I got a letter in the mail. It was from North Dakota, a place where I had never been. There were two Scooby Doo stamps on the right-hand corner, and a return address I did not recognize. I opened the envelope, and inside was an old brown leather luggage tag. I recognized my writing, and I knew the tag had once hung on the handle of my suitcase to identify that it was mine. Of course, it was meant to give information should the suitcase get lost. To let someone out there know where to find me, and where to send the suitcase.
Inside the envelope was a letter, folded in thirds. Typed out carefully in calligraphic script.
“Hi, my name is Karen, and I work part time as a ramp agent. I found your luggage tag while working and wanted to return it to you. Here’s to many more safe travels.”
I put the letter down and I looked around my kitchen. Who sends a luggage tag through the mail? Why didn’t she just throw it away? Who was this person in North Dakota?
These questions didn’t leave easily. I thought about them all day. And the next, off and on. She must have brought it home, sat down and typed out a note, attached two stamps – worth about the cost of the contents! She had an intention to find the rightful owner of the tag, and she followed through with her intention. Luggage tag received. Made it home.
Maybe this could be really important. Maybe simply putting that tag in an envelope and sending it home could model something important and alter the course of the world just a bit.

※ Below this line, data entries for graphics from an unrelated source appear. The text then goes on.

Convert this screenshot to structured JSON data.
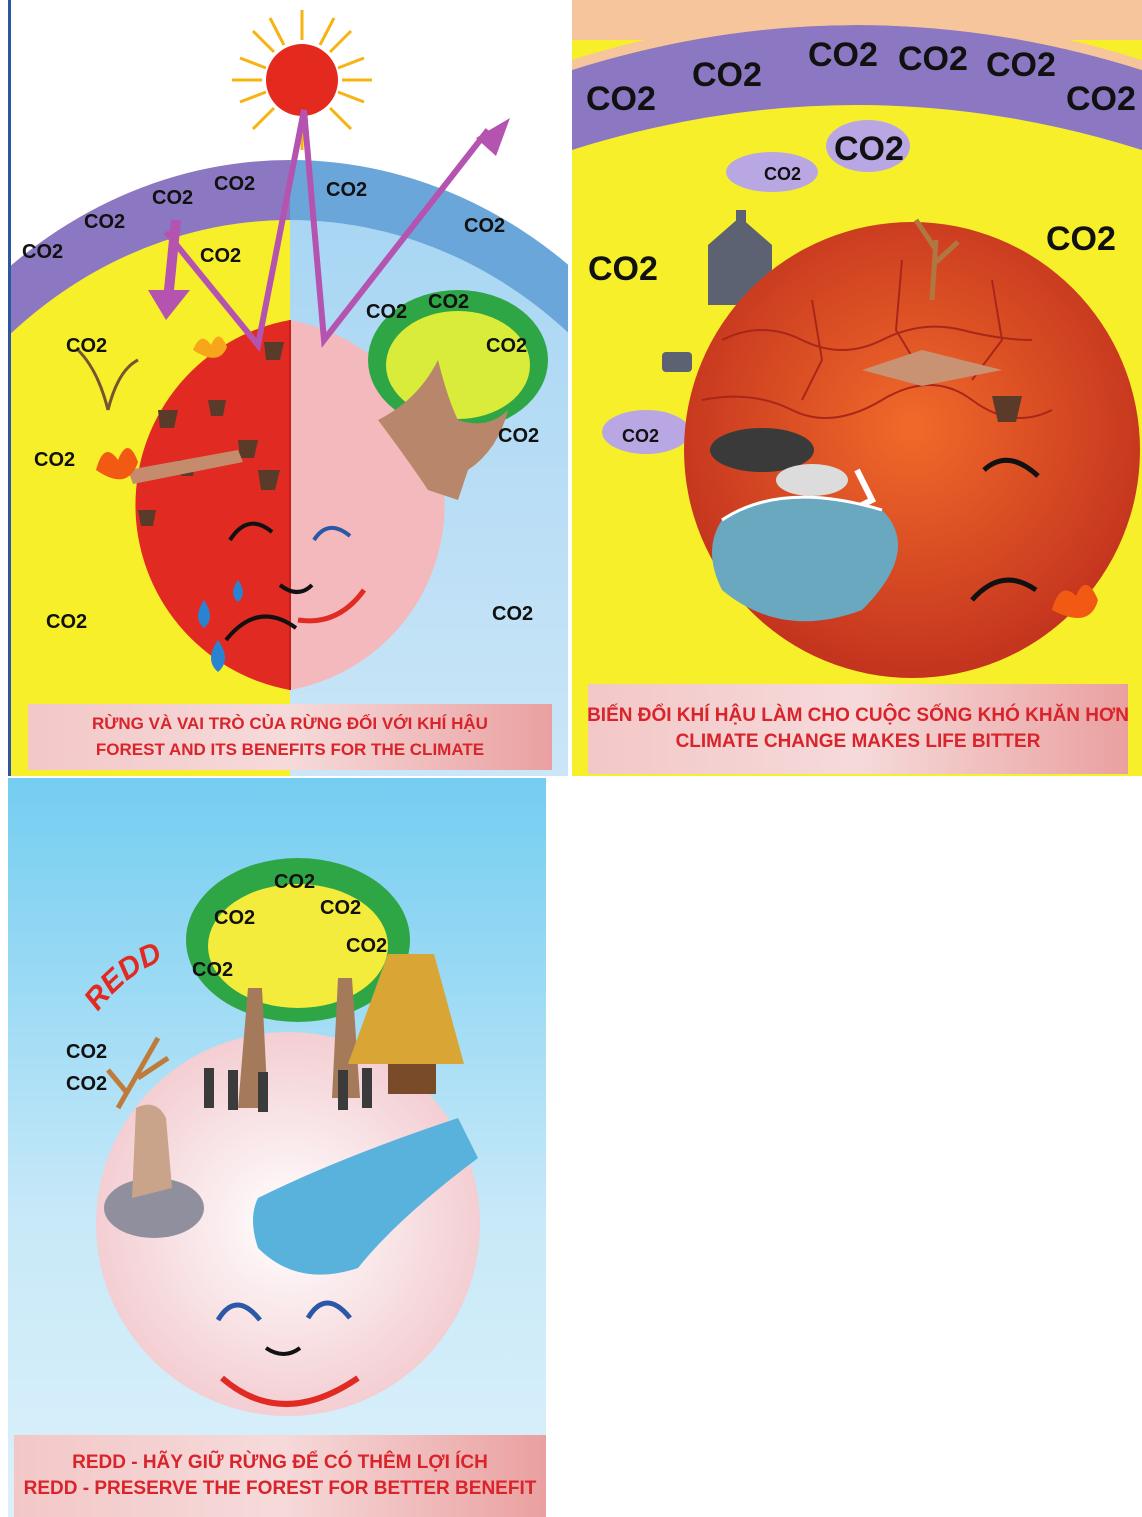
{
  "posters": [
    {
      "caption_vi": "RỪNG VÀ VAI TRÒ CỦA RỪNG ĐỐI VỚI KHÍ HẬU",
      "caption_en": "FOREST AND ITS BENEFITS FOR THE CLIMATE",
      "gas_label": "CO2"
    },
    {
      "caption_vi": "BIẾN ĐỔI KHÍ HẬU LÀM CHO CUỘC SỐNG KHÓ KHĂN HƠN",
      "caption_en": "CLIMATE CHANGE MAKES LIFE BITTER",
      "gas_label": "CO2"
    },
    {
      "caption_vi": "REDD - HÃY GIỮ RỪNG ĐỂ CÓ THÊM LỢI ÍCH",
      "caption_en": "REDD - PRESERVE THE FOREST FOR BETTER BENEFIT",
      "gas_label": "CO2",
      "badge": "REDD"
    }
  ],
  "colors": {
    "sky_yellow": "#f7ef2a",
    "atmosphere_purple": "#8c78c2",
    "earth_red": "#e12b22",
    "earth_pink": "#f4b9bd",
    "caption_text": "#d8242a",
    "sky_blue": "#74cdf1"
  }
}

I recalled the ideas I learned when training in a coaching program at The Arbinger Institute. I recalled learning something like this: Imagine seeing something on the ground, perhaps in your home or office, and not picking it up. And the immediate justification that follows: “Someone else will get it.” Or “not mine…” We then create a space between ourselves and the rest of the world. We put ourselves in a box of sorts. And the “other” in our mind, who will pick it up, becomes a sort of object, not a subject to whom we feel connected. What if we pick it up? Then we remind ourselves of how we are connected to humanity.
I have a similar experience at times when doing improvisational theater, a hobby I have enjoyed and studied for thirty years. Up on a stage, working with a partner, you never know what’s going to happen; brilliance or train wreck. But there you are, sharing a moment with someone, creating something. And it really only works if you care about your partner, if you are curious about who they are, what character they bring, and move the scene forward by providing gifts. A name, a place, a purpose, and the focus on your partner often helps move the scene along.
In a therapy office, whether I’m the therapist or the client, we work together back and forth to understand something new through a conversation rooted in curiosity with the potential to reach a greater sense of connection both to each other and to the world at large. We aim for less reliance on defenses, less fear of the world, and maybe even the generation of an impulse to help someone else.
A mother gazing at her infant… the infant gazing back. Back and forth they go. Like two improvisers sharing a moment. Playing and creating, taking care of each other up on stage. Like two people connecting in a psychotherapy consulting office. Exchanging ideas and feelings back and forth to reach a deeper truth. A shared experience of humanity. Like a luggage tag… traveling through the mail….to find its rightful owner.
What luggage tag can I send out into the world? What can we all do to surprise someone just for a moment? An unexpected hello. An offer to someone in need. The breaking of an estrangement of one sort or another. An unexpected gift from the tarmac finding its way home.
With a pen, a paper, an envelope and two stamps, I say thank you to someone on a ramp in North Dakota for reminding me for a moment of what it means to be human.